Brigitte – Circulation
Melancholia starring Kirsten Dunst and Charlotte Gainsbourg, DVD Melancholia
Melancholia tells the story of Justine and Claire, two very different women faced with the end of life on Earth. While their personal relationships blossom and fail, a meteor races through space, ready to destroy the world. Justine, played by Kirsten Dunst, is a smart but generally anxious woman who is constantly at odds with her sister Claire, played by Charlotte Gainsbourg. Claire has her life together, but with the impending doom of Earth her life falls apart. This movie is visually stunning and sure to leave you breathless.

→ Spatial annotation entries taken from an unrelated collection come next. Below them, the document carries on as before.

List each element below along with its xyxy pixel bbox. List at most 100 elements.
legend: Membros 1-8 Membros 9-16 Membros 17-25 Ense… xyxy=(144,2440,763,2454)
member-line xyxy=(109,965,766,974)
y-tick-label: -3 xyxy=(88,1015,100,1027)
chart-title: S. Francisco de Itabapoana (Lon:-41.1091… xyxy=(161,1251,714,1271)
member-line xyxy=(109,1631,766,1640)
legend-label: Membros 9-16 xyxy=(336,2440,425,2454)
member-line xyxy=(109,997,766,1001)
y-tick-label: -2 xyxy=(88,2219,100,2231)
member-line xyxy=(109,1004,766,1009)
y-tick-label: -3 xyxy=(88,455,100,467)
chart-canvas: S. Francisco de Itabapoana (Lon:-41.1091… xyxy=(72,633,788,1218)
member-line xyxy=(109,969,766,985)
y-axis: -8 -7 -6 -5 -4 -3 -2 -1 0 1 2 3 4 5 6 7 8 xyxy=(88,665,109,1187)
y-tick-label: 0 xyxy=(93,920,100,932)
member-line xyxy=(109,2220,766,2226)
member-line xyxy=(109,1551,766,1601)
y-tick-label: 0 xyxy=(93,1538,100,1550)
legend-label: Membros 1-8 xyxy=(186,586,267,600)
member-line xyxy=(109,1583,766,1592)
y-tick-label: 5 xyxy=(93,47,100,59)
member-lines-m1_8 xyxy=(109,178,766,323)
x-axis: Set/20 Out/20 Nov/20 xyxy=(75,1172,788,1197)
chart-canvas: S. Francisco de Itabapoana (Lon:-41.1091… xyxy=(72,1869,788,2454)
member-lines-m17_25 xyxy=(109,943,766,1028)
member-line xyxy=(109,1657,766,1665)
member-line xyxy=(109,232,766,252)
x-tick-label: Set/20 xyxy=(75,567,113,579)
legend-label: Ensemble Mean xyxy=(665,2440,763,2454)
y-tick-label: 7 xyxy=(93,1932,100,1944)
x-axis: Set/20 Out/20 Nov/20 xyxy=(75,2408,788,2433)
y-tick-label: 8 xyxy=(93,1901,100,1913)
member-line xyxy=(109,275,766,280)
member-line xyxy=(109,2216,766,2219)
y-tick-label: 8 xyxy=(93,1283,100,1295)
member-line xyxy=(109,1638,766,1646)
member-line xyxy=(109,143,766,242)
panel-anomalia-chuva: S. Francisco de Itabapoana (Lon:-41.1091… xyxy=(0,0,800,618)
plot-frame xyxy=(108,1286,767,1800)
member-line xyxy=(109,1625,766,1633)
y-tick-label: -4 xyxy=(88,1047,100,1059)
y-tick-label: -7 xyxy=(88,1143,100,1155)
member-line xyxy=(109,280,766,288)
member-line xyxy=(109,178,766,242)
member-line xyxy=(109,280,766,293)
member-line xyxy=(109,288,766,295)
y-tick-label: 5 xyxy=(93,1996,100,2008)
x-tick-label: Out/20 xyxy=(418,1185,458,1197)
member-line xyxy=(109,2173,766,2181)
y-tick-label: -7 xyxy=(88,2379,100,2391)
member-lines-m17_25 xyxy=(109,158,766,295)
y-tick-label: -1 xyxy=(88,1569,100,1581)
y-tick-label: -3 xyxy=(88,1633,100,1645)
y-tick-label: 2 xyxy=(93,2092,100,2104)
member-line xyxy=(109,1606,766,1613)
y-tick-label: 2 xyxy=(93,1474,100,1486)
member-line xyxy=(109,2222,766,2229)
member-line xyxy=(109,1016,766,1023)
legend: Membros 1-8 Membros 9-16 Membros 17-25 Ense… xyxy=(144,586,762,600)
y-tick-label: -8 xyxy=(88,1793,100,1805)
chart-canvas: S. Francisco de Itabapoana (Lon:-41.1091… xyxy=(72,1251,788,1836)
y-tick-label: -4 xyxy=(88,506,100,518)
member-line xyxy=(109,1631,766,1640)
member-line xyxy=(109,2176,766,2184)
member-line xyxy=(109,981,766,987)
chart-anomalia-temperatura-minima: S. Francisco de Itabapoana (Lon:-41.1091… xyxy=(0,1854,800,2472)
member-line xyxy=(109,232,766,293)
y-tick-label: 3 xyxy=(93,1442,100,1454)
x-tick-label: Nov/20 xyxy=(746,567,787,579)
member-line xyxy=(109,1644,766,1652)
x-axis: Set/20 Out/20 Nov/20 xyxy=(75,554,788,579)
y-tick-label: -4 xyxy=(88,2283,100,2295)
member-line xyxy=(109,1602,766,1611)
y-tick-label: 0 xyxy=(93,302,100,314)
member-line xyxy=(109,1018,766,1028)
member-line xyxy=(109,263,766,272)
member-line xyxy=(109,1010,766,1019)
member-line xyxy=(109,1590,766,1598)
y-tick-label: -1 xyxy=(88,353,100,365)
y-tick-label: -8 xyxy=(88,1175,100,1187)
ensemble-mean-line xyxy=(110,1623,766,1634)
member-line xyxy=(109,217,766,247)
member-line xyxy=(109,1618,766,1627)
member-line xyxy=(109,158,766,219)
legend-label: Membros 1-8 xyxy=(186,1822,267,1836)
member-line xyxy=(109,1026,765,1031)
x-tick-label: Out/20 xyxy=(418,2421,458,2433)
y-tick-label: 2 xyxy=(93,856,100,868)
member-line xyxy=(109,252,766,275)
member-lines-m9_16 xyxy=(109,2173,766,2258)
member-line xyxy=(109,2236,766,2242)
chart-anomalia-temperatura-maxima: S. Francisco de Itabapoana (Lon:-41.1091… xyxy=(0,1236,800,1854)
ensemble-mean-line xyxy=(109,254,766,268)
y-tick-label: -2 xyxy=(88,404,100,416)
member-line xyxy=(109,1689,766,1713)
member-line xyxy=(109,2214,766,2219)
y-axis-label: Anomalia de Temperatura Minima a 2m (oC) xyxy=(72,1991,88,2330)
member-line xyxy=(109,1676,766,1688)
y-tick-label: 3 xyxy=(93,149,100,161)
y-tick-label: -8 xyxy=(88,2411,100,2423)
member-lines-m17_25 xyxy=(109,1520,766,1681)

Modern Romance by Aziz Ansari, New Nonfiction 306.7 Ans
Modern Romance by comedian Aziz Ansari explores dating in the modern age. Known for his stand-up comedy as well as his breakout role as Tom Haverford on NBC’s Parks and Recreation, Ansari questions how modern technology is impacting the dating lives of the single people of 2015. Funny and sweet, this book is a healthy mix of facts, advice, and comedy.
Hubbell – Circulation
Citizenfour produced and directed by Laura Poitras, New DVD 327.127 Citizenfour
Citizenfour, winner of the 2014 Academy Award for Best Documentary, chronicles the story of ex-CIA whistleblower Ed Snowden. While working as an analyst for the CIA in 2013, Snowden leaked a trove of documents detailing the NSA’s warrantless collection of Americans’ phone calls, emails, and other communications. This documentary follows Snowden from his first meetings in Hong Kong with the journalists who broke the story, Glenn Greenwald and the film’s director Laura Poitras, to his eventual asylum in Russia. After several secret clandestine meetings, Greenwald wrote the first of many revelatory articles and Snowden became the target of an international manhunt. This first-hand account of Snowden’s decision to reveal the government’s controversial spying program is simultaneously riveting, emotional, and thought-provoking.